A couple of weeks ago a friend and I were pondering the Sunday gospel reading, Luke 18-1-8. A widow besieges an unjust judge, who finally caves in. In the conventional reading, it is about keeping on asking for justice, which God will grant. Only two things wrong with it. Firstly, he usually doesn’t. Secondly, in the Hebrew Scriptures, our Old Testament, it is usually God demanding justice. Then I found a good article supposing that perhaps God is the widow. Shocking, in the kind of way Jesus tends to like. So, what follows below is my retelling of this parable in that way. I think the power of the story and the easy with which it works, makes this ‘reading’ of it more probably. No actual judges were harmed in the making of this story.
The Judge.
And there she was, in my face again. I was having a quiet chat with Jim, and she was there shouting at me again. It was a dispute over a field, and frankly she was not being realistic. That of course is the trouble with these people. Nothing to offer, no place in the scheme of things. They don’t accept reality. Which was that Jud needed a bigger plot to make the development he had on worthwhile, and her field got in the way. That is how it is. I was the judge and she needed to accept that.
But she didn’t accept it, and there she was, in my face at every turn. I was furious. Jim was laughing of course. ‘It’s not like she can DO anything, is it?’ he said. The trouble was that to ignore her was one thing, but to take action against her would cause the wrong kind of talk.

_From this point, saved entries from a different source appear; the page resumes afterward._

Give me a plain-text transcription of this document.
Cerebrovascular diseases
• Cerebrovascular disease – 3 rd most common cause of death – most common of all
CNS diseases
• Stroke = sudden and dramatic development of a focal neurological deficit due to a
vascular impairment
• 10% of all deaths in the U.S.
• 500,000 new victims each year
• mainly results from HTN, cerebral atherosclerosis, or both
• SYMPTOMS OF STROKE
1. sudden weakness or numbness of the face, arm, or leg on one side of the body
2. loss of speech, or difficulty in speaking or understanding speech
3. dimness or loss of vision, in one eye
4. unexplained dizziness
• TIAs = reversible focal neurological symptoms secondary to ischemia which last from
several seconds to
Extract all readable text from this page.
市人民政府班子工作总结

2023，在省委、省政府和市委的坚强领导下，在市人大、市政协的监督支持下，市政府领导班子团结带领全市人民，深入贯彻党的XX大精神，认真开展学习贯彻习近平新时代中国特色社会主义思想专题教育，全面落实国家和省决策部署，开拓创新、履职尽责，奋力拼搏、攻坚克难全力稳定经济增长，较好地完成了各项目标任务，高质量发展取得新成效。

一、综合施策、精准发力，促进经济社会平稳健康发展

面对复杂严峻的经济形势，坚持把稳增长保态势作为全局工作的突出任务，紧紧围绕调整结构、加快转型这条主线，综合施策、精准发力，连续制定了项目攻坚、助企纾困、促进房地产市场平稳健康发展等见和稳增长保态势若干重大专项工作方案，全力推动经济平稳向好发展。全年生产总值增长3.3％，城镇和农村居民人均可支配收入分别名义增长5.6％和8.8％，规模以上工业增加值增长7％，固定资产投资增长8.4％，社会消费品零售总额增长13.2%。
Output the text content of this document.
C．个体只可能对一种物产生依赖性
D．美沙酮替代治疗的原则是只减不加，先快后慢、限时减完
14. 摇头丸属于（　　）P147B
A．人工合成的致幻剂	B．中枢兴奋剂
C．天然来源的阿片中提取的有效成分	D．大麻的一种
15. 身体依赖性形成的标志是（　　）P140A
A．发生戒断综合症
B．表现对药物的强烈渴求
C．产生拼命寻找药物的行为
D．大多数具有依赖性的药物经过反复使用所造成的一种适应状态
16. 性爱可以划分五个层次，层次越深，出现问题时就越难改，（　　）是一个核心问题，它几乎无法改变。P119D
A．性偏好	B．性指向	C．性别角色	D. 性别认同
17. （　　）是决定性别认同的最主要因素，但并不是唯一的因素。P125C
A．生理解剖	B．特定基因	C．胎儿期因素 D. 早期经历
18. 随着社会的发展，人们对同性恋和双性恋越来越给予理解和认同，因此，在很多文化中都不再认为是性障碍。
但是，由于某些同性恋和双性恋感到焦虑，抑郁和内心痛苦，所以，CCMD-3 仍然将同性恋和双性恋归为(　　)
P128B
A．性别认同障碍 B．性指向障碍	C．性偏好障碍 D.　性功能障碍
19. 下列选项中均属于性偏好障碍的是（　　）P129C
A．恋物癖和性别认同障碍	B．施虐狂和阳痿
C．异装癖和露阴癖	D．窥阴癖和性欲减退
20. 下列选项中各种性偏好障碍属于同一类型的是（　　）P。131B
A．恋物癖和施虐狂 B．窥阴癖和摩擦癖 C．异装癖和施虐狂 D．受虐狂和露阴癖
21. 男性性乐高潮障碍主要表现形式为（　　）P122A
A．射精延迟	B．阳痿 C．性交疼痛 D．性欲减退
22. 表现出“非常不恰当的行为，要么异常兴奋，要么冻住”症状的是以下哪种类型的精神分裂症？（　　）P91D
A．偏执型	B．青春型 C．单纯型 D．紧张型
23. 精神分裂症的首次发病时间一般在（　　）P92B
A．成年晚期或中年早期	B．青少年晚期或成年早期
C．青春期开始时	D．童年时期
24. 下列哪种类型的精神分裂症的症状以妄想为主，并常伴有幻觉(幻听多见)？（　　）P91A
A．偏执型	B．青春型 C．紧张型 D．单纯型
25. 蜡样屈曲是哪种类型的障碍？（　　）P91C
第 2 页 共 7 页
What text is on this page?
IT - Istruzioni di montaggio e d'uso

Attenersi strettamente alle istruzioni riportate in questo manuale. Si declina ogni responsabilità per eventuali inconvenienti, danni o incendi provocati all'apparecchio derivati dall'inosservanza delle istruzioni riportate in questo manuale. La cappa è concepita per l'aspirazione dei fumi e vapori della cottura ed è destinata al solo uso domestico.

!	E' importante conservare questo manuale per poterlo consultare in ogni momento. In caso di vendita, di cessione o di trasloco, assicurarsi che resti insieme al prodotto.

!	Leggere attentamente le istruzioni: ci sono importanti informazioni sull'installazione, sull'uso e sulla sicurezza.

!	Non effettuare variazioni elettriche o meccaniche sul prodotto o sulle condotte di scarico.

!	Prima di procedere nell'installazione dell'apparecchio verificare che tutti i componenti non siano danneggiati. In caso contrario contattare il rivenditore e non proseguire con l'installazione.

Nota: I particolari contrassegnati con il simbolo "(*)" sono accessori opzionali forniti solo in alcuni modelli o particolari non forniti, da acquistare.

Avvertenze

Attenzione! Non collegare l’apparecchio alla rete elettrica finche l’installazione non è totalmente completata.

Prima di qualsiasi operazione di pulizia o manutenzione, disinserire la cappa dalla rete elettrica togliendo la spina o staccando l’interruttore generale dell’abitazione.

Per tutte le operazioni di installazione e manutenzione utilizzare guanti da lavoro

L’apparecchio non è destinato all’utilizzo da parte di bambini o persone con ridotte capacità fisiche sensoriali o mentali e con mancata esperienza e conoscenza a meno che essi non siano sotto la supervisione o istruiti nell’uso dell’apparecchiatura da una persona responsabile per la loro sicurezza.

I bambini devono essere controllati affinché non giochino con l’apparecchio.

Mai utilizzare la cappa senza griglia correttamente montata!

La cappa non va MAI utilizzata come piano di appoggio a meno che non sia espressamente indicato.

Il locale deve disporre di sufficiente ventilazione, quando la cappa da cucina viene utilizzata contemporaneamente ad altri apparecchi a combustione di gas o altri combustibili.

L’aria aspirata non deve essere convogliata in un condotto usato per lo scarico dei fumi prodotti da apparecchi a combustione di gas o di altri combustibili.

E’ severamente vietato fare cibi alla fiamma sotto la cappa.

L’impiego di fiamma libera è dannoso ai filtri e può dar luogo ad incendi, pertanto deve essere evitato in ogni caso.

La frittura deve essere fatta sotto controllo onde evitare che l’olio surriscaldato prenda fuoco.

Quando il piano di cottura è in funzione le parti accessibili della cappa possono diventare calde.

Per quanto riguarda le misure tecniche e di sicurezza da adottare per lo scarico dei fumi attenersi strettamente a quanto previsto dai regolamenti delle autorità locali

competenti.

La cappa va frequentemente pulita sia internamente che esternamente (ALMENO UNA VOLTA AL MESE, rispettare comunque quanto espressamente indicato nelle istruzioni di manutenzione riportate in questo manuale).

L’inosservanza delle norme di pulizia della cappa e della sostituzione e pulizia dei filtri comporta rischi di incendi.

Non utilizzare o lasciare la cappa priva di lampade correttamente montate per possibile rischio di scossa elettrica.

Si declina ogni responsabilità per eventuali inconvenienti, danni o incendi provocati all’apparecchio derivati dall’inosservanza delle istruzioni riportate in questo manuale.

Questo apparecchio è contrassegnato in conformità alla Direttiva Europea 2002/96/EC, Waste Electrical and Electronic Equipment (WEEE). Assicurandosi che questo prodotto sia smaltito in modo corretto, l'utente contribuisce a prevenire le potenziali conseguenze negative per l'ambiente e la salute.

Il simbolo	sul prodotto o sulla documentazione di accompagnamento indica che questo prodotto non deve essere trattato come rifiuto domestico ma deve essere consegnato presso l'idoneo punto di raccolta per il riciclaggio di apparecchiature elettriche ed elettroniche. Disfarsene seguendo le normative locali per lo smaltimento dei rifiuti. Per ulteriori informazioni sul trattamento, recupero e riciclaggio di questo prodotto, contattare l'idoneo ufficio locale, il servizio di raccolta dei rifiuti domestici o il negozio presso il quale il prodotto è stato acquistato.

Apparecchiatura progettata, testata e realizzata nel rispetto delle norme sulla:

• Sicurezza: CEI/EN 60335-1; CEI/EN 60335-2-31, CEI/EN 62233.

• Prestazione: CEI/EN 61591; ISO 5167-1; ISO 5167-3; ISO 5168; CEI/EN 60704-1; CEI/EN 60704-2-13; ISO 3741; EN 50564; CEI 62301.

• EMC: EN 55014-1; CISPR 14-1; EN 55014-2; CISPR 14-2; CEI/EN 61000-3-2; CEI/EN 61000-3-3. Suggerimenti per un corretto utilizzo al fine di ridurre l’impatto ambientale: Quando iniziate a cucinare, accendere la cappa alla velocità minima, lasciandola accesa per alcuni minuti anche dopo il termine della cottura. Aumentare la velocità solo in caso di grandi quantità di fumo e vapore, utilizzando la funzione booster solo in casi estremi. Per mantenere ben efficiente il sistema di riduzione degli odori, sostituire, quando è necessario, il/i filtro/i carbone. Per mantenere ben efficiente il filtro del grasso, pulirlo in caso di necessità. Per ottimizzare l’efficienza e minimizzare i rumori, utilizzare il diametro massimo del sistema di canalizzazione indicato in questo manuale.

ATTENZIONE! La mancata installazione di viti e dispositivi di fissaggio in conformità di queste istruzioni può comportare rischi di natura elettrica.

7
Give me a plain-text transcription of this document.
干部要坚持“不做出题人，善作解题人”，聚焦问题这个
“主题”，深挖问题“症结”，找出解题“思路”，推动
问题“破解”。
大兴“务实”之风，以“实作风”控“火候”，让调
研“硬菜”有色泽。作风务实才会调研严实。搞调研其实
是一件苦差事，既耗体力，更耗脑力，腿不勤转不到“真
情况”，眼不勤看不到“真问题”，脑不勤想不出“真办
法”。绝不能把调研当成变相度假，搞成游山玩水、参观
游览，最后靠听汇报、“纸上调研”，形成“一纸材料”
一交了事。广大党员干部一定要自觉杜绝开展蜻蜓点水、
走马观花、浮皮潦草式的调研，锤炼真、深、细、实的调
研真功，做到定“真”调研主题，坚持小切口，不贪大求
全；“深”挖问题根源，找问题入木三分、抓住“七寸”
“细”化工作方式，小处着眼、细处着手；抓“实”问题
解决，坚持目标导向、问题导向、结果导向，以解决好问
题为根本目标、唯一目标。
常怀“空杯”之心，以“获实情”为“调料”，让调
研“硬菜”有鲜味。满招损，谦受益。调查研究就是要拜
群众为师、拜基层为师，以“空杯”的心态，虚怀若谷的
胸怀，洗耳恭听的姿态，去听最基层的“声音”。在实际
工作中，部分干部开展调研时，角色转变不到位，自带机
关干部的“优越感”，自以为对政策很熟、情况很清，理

First, she caught me at the gates, where I sat with the other elders. She stood there crying out about the Law – and what it said about widows, and fields, and justice. And I made a joke of it. I turned to Jim and said: ‘She got a right good education, didn’t she?’ and that turned it off.
Then I was in the market place and it was the prophets. I got Amos, and his comments on selling the needy for a pair of shoes. I got Micah, and the Lord requiring justice and mercy. I raged inside. But I said: ‘I’ll prophesy then, that you will lose your voice if you keep on blabbering like that, hen.’ And that again made a joke of it, and John thought it quite funny.
I mean, I wasn’t selling her into slavery was I? Or beating her up? All I was doing was ensuring that a much-needed development went through, and that those who ought to benefit from enterprise did.
And then in an alley way. I was alone, except for the nonentities around me. And I looked right into her face. For the first time I saw the anger. Her eyes held mine, and time and place swung away. Her face, the sexless ageless face of a woman past child bearing, was now crowned with gold, and light and fire played in the gold. She grew, and now she was three, four times my size, and she moved back, and I saw robes flowing around her, embroidered, coloured. I was no longer sure if she was man or woman. This regal figure stood on the warm fiery backs of two immense creatures, like female sphinxes, whose wings bore the monarch aloft. Around the figure were others. Those who looked as I expected angels to be. Then there were wheels on fire, dragons, a monstrous bull, an eagle. There were dark figures which filled me with fear, and bright ones even more terrible.
Then I saw, around this throne, the figures of men and women. They were dressed in rags, and robes, and clothes I cannot describe. They all turned to the throne, which now filled the whole of the sky and they cried out, ‘How long, Oh Lord, how long? We hunger and thirst to see right prevail. Fill the hungry with good things!’ I could not count them, and I could never describe the longing and the anger of their voices.
The figure on the throne turned to me, and still with the face and the voice of the widow thundered: ‘Grant me justice!’
I wet myself.
I was suddenly standing in a dark alley, and I stumbled home and the slaves got me to bed.
The next morning, I went to the gate. Jud was there. I sat down. The widow came forward. She did not say anything. She looked at me. I gave her justice. I heard the disgusted comments of Jud, Jim, John. I cared. Oh, yes, I still cared. But caring or not, I had set off in a different direction.
It is an easy thing to say you do not care for God or humankind, isn’t it? It is different when you meet them.